In Vitro Fertilization (IVF)
In 2010 Dr. Robert Edwards was recognized with the Nobel Prize in Medicine for the development of human in vitro fertilization (IVF) therapy. Since then reproductive medicine has evolved in many ways. In this blog post we will take a look at where IVF is today and take a look at where it could be in the future.
Pioneers of in vitro fertilization experienced many challenges early on. IVF was a risky procedure and much less predictable than it is today.
Some of the significant medical issues with in vitro fertilization were:
- How to prevent and control ovarian hyperstimulation syndrome (OHSS)

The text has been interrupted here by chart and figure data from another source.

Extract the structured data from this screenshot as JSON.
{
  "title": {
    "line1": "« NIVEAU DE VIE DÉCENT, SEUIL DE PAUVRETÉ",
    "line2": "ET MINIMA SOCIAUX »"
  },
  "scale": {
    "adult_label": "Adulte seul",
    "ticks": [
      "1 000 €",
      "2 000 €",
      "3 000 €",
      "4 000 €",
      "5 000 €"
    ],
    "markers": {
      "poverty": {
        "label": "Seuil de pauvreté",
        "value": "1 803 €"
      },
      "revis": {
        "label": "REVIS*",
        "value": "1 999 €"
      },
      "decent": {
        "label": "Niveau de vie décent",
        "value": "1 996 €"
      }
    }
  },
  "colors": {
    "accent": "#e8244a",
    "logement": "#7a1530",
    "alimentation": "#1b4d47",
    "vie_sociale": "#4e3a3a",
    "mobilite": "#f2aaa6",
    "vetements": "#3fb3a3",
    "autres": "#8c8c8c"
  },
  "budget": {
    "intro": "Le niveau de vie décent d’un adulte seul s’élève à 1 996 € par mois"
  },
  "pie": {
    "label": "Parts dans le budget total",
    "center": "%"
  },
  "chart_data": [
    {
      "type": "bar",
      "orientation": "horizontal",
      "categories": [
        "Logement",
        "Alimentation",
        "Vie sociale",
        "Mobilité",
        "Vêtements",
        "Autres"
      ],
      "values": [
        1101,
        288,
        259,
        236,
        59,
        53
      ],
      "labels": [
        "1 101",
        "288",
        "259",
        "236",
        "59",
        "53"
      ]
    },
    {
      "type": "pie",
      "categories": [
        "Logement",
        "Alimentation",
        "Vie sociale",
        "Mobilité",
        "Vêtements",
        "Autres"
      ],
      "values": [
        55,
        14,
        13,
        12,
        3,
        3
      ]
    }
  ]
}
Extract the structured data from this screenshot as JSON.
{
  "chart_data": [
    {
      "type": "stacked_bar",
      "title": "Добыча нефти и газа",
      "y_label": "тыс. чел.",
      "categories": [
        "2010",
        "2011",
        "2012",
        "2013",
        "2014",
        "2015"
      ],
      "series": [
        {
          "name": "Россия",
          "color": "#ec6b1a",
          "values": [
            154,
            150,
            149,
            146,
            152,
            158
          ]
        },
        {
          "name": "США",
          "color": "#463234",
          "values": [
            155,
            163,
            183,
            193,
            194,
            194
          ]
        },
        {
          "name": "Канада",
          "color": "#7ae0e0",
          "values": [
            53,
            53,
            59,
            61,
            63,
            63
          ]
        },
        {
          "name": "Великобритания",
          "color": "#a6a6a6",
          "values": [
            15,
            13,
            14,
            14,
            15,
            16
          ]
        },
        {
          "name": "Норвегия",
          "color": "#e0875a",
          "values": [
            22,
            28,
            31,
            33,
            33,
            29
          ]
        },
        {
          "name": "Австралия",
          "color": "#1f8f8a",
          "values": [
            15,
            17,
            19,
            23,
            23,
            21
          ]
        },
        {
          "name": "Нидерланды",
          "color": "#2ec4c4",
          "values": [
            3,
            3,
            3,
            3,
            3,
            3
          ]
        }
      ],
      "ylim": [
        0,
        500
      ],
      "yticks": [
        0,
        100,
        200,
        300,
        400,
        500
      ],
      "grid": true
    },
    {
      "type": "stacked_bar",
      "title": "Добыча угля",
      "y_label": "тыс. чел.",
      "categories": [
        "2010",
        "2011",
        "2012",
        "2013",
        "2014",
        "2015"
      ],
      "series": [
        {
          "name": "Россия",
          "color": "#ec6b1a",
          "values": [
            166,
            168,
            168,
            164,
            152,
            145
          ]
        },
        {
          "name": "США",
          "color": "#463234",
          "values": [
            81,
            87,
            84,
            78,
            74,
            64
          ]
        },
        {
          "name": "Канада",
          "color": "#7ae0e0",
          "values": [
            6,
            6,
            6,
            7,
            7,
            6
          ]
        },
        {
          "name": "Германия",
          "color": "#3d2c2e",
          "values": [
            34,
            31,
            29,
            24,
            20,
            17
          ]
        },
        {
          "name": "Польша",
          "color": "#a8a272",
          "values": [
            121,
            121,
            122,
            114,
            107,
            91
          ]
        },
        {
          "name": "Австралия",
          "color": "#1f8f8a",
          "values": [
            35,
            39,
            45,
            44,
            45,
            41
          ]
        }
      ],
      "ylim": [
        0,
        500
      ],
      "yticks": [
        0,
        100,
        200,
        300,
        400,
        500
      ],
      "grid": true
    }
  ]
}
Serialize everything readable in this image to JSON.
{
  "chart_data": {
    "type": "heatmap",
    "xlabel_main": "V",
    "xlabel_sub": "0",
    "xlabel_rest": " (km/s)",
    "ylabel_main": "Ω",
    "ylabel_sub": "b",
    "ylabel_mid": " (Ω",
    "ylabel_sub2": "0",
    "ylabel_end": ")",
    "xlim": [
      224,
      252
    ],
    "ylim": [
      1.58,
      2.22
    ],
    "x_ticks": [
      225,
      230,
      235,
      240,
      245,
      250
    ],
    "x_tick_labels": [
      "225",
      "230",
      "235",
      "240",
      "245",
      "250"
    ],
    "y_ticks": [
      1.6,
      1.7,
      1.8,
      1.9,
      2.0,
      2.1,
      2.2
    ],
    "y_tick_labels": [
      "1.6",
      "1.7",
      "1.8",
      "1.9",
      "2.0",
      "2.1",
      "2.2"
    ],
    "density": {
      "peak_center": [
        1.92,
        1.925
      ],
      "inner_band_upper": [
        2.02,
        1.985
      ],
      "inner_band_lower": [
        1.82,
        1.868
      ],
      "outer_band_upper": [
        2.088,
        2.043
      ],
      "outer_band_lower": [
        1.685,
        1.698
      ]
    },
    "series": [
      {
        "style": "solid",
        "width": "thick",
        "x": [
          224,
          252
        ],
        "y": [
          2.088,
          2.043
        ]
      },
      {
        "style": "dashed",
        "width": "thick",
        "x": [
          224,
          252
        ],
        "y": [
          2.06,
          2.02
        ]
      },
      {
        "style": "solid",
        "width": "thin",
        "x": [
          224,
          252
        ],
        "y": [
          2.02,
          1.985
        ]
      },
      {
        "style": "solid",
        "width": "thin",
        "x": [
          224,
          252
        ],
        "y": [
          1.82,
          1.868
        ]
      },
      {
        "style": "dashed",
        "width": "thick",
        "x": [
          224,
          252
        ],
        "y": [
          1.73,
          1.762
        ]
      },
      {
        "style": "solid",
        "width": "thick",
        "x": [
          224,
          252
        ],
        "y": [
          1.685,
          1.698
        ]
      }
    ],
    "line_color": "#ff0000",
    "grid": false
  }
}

- How to limit the number of embryos transferred while maintaining a reasonable pregnancy rate
- How to determine which embryos are most likely to achieve a healthy pregnancy
Thankfully, the future of IVF is today! Let’s take a look at those issues today and break them down.
How to prevent and control ovarian hyperstimulation syndrome (OHSS)
Today ovarian hyperstimulation syndrome has been reduced dramatically, with only 1% of patients undergoing ovarian stimulation with injectable gonadotropins experiencing severe ovarian hyperstimulation. Ovarian hyperstimulation syndrome occurs when a woman’s ovaries have over responded to their fertility medications. Patients may experience vomiting, dehydration, and fluid accumulation in their abdomen or chest requiring additional treatment such as removal of the fluid and/or close monitoring of electrolytes and hydration status. Fertility specialists today are able to prevent overstimulation from developing at all. It is rare for ovarian hyperstimulation syndrome to occur at all, which makes the IVF process much more safe and predictable for patients.
How to limit the number of embryos transferred while maintaining a reasonable pregnancy rate
The challenge of determining the number of embryos to transfer has also lessened significantly. Very simply put, the more embryos transferred, the higher chance of pregnancy. The downside to this is that transferring multiple embryos means a higher chance of multiple gestations which can have negative effects on the pregnancy. Fertility specialists now understand that if an embryo develops for 5 days and reaches the blastocyst stage before transferring, pregnancy rates are much higher. Previously, embryos were transferred on Day 3 of development which made it more difficult to determine which embryos had the best chance of implanting which is why multiple embryos were often transferred.
How to determine which embryos are most likely to achieve a healthy pregnancy
Today there is also an array of technologies available that are able to assess the reproductive potential of embryos. Many fertility clinics today urge that patients elect to have a single embryo transfer which has resulted in higher pregnancy rates while reducing the chance of multiples. Even with all of the advancements that in vitro fertilization has undergone the process does not always result in a pregnancy. Even if an excellent embryo is transferred on Day 5 other factors may determine the embryos viability. Technology is now available to choose the best embryos that will help lessen the time to a successful live birth. Selection of the best embryos by genetic testing should be offered to all couples doing IVF and will soon be the standard of care.